According to Nonprofit Tech For Good’s 2017 amalgam of technology data, 30% of all online giving occurs annually in December and 10% of all yearly online giving happens in the last three days of the year. Historically, End of Year giving has been allocated to personal appeals through direct mail, but those times are changing. While direct mail appeals still have their place and should perhaps be employed (based on your donor demographics), online giving has increased exponentially over the past ten years, including a whopping 18% in 2016 alone.
So even if you haven’t yet begun to plan, it is definitely not too late nor a waste of time to start now. According to Cathexis Partners’ ideas on fundraising in the final months and days of the year, creating a theme or story around your organization is the first step, followed by a communication plan that gets your story out there and facilitates your organization’s ability to spread your message across multiple channels.
Key to this plan is building a specific campaign or donation page. Considering the engagement experience of your donors (and their networks) is very important. A dedicated End of Year giving donation page (or campaign) allows your organization to highlight your story, establish immediacy for the gift and communicate with your donors in language that appeals to the psychology of giving. In addition, considering your End of Year campaign or donation page as a curated site for donors that does all of the above, but also suggests giving levels or increments and even describes what those dollars accomplish for your nonprofit can substantially increase the donation amounts you receive. Your mission takes center-stage when your donors (or organizational investors) understand clearly the implicit value of their gift.
Getting your core supporters behind your campaign and encouraging them to not only donate but share the End of Year effort on social media, via email and through making phone calls is an integral part of any campaign, even moreso during the “giving season”, as many nonprofits and organizations are vying for attention and money. Person to person asks, or peer-to-peer fundraising will humanize your online presence.

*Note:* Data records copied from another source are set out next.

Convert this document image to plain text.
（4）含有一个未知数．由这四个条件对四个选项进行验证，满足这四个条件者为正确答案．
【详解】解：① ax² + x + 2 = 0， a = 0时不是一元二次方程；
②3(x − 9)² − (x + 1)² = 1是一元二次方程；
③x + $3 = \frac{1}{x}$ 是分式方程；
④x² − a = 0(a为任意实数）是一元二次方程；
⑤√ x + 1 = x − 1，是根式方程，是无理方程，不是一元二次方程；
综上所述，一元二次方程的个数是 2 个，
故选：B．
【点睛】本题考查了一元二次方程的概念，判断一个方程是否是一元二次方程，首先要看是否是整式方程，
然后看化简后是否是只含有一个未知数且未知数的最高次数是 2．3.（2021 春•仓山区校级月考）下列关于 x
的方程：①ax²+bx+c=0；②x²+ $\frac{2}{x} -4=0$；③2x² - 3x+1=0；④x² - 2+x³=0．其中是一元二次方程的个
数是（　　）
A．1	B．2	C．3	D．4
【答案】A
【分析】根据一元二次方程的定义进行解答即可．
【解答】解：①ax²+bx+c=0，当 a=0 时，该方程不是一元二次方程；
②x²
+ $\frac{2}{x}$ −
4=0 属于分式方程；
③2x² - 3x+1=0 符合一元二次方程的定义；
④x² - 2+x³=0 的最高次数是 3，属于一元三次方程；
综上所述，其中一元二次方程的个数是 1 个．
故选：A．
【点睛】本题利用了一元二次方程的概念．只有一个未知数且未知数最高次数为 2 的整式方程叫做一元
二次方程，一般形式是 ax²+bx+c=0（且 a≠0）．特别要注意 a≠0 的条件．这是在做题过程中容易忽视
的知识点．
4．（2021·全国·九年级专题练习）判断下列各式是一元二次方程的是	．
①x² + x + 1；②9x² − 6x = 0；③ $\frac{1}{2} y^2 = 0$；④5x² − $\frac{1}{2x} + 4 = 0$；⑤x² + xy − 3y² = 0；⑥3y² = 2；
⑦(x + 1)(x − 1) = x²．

Finally, be liberal and authentic in your thank yous. Thank everybody: your donors of course, but also your staff, board members, volunteers, surrogates and sneezers. This is likely the last time you will make contact with each one in the year, so it is important to make it count and make it about them. The creation of sustaining (or recurring) donors should always be your end goal: the average sustaining donor will give 46% more in one year than an average one-time giver.